When Andrew Strauss walked into answer questions after England's defeat to Pakistan on Monday night in the fourth one-day international, he might have expected to field a few about the scandalous allegations made against England by Ijaz Butt, the chairman of the Pakistan Cricket Board. Without a scintilla of evidence, data or corroboration, Butt had accused Strauss and his players of being bribed to throw the third match last Friday when they lost their last five wickets for 18 runs.

Thus, Strauss explained how arduous the previous 24 hours – when England came close to refusing to play – had been and how the allegations were refuted in their entirety. But then came the supplementaries. England, an interrogator pointed out, had been 113 without loss in the fourth ODI, were looking comfortable and had then lost.

"If it appears tomorrow in the newspapers that the England team have fixed this match and their players were involved in this, how would you feel?" asked the reporter. England had again collapsed. Clearly, they were now fair game.

As can be expected of the England captain, his response was calm and careful. He would be very disappointed. But the atmosphere is poisoned and poisonous now. There was more.

Another reporter said to Strauss: "When you were on 41 there appeared to be a pretty strong lbw appeal against you.
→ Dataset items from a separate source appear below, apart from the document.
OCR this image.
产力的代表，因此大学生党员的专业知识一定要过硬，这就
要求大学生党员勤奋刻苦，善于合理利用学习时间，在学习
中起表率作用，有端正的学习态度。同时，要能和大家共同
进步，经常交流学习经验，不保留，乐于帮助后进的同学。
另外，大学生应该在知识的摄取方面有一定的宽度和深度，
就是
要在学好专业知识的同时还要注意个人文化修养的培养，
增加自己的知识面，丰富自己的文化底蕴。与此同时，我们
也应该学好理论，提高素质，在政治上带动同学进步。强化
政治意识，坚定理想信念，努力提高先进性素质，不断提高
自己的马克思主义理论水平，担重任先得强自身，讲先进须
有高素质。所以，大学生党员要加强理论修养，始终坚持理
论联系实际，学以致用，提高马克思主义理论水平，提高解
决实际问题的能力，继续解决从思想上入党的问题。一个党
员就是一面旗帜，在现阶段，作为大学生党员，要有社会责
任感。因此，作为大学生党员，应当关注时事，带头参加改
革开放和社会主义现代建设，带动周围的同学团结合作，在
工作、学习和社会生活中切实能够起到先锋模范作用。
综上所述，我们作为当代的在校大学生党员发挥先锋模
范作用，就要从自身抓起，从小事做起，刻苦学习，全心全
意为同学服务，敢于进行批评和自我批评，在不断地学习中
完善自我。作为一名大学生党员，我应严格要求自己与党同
How did you react to that decision?"

To which Strauss said: "How did I react to the decision?"

"Well how did you feel about it?"

Strauss's voice, by nature, is stentorian but it is almost never raised. It was now for a second or two. "What did I think of it? I got on and faced the next ball, what else do you do?"

He would have been perfectly entitled to reprise the aside of another England captain 14 years ago when confronted with a crass question. To wit, "Will someone get rid of this buffoon." But somehow he resisted.

There has been a lot of it about recently, buffoonery that is, and Ijaz Butt has done little to dispel the verdict on him delivered in July by the former chief executive of the ICC, Malcolm Speed. Writing in the Sydney Morning Herald, Speed said: "The Pakistan Cricket Board chairman is a nominee of the president of the country – a political appointment. The incumbent is a buffoon and cricket in Pakistan is a basket case." Had Speed been remotely as decisive when in office we might have been spared the recent shenanigans .

But the content of some of the points put to Strauss in the wake of England's defeat at Lord's showed how victimised Pakistan are feeling. Whatever the apparent strength of the evidence that they bowled three no-balls to order in the Lord's Test against England – as reported in the News of the World sting which started all the fuss – this has led irresistibly to wilder and wider allegations.

In turn this has spawned claim and counter-claim. Pakistan's victimhood reached its acme when they were effectively accused of deliberate slow scoring in the Oval one-dayer (which they won) and the ICC launched an investigation without telling them.

So if we're at it, you're at it. Instead of celebrating two sterling performances by Pakistan, officials and reporters have preferred to cast doubts on their opponents, or have been unable to prevent themselves doing so. Nobody is trusted, everybody is suspected.